Powell, Barbara Wilson's attorney, said New Jersey federal bankruptcy court Judge Amel Stark probably would transfer the matter to federal court in Alexandria and that his client would then file a petition to rescind the stay on the auction.
"There's every reason to think the court will grant the petition because bankruptcy court would rather have cash than real estate," Powell said.
Powell said the proceedings probably would be delayed only about a month, and the auction would be rescheduled unless offers for the property have been accepted privately in the meantime. A county Circuit Court judge must approve any bids accepted for the properties.
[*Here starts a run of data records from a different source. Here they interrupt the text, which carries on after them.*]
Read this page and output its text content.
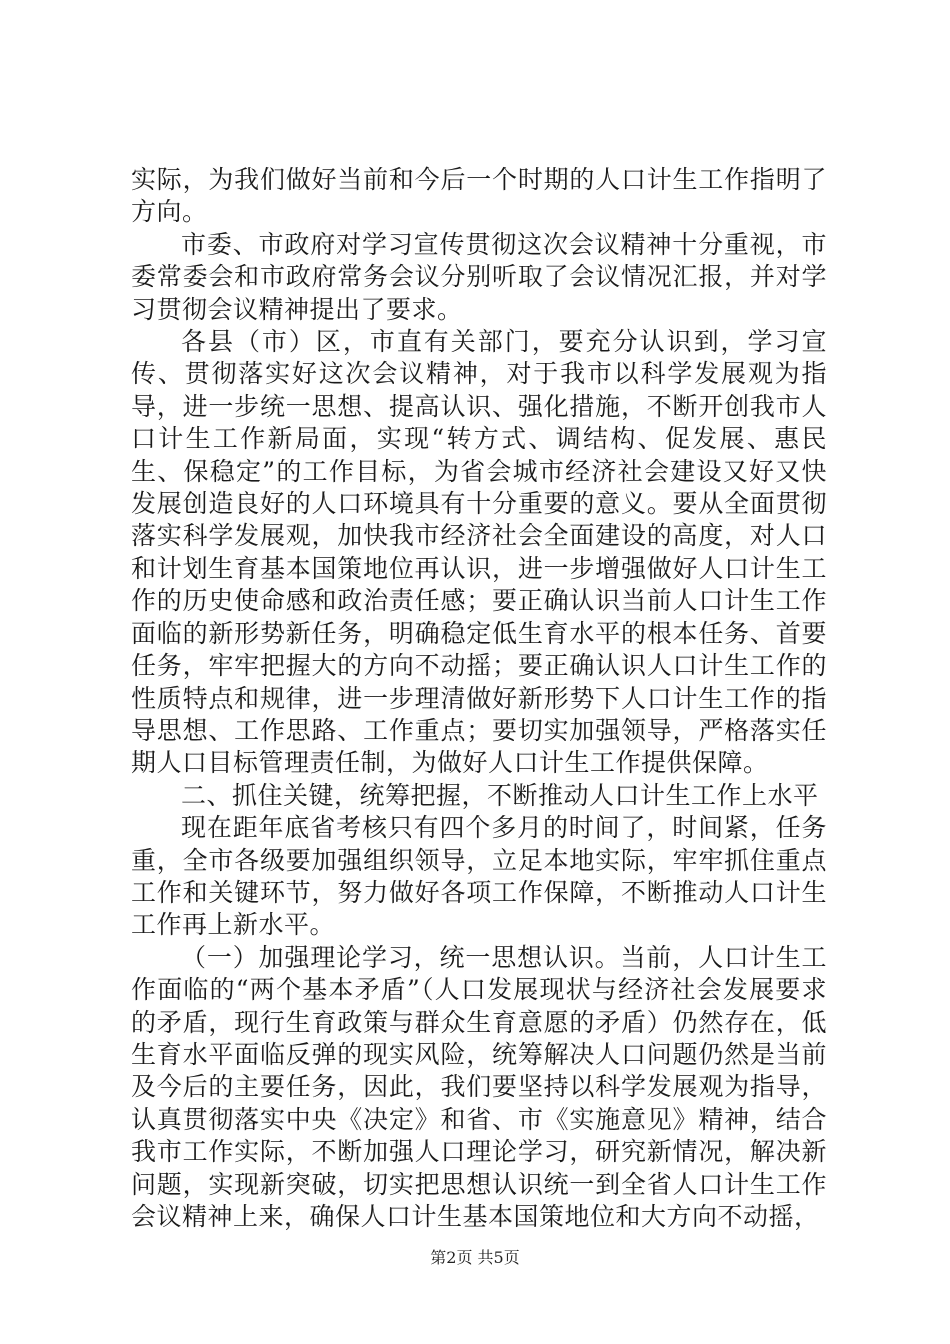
实际，为我们做好当前和今后一个时期的人口计生工作指明了方向。

市委、市政府对学习宣传贯彻这次会议精神十分重视，市委常委会和市政府常务会议分别听取了会议情况汇报，并对学习贯彻会议精神提出了要求。

各县（市）区，市直有关部门，要充分认识到，学习宣传、贯彻落实好这次会议精神，对于我市以科学发展观为指导，进一步统一思想、提高认识、强化措施，不断开创我市人口计生工作新局面，实现“转方式、调结构、促发展、惠民生、保稳定”的工作目标，为省会城市经济社会建设又好又快发展创造良好的人口环境具有十分重要的意义。要从全面贯彻落实科学发展观，加快我市经济社会全面建设的高度，对人口和计划生育基本国策地位再认识，进一步增强做好人口计生工作的历史使命感和政治责任感；要正确认识当前人口计生工作面临的新形势新任务，明确稳定低生育水平的根本任务、首要任务，牢牢把握大的方向不动摇；要正确认识人口计生工作的性质特点和规律，进一步理清做好新形势下人口计生工作的指导思想、工作思路、工作重点；要切实加强领导，严格落实任期人口目标管理责任制，为做好人口计生工作提供保障。

二、抓住关键，统筹把握，不断推动人口计生工作上水平

现在距年底省考核只有四个多月的时间了，时间紧，任务重，全市各级要加强组织领导，立足本地实际，牢牢抓住重点工作和关键环节，努力做好各项工作保障，不断推动人口计生工作再上新水平。

（一）加强理论学习，统一思想认识。当前，人口计生工作面临的“两个基本矛盾”（人口发展现状与经济社会发展要求的矛盾，现行生育政策与群众生育意愿的矛盾）仍然存在，低生育水平面临反弹的现实风险，统筹解决人口问题仍然是当前及今后的主要任务，因此，我们要坚持以科学发展观为指导，认真贯彻落实中央《决定》和省、市《实施意见》精神，结合我市工作实际，不断加强人口理论学习，研究新情况，解决新问题，实现新突破，切实把思想认识统一到全省人口计生工作会议精神上来，确保人口计生基本国策地位和大方向不动摇，

第2页 共5页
A $2 million contract for one of the largest of the Wilson properties, the 707-acre Bollingbrook Farm, was filed in Fauquier Circuit Court before the scheduled start of the auction today. The prospective buyer, Rose Marie Bogley of the Peace & Plenty Farm in Middleburg, made a deposit of $200,000 on the property, according to court papers.
Mitchell said a number of offers have been made for the other properties.
Barbara Wilson does not live on any of the properties that were scheduled for auction today, Powell said.
If the sale goes forward, it is unlikely that Edwin Wilson will see his portion of the proceeds. The Internal Revenue Service has a lien of $24 million on all his property.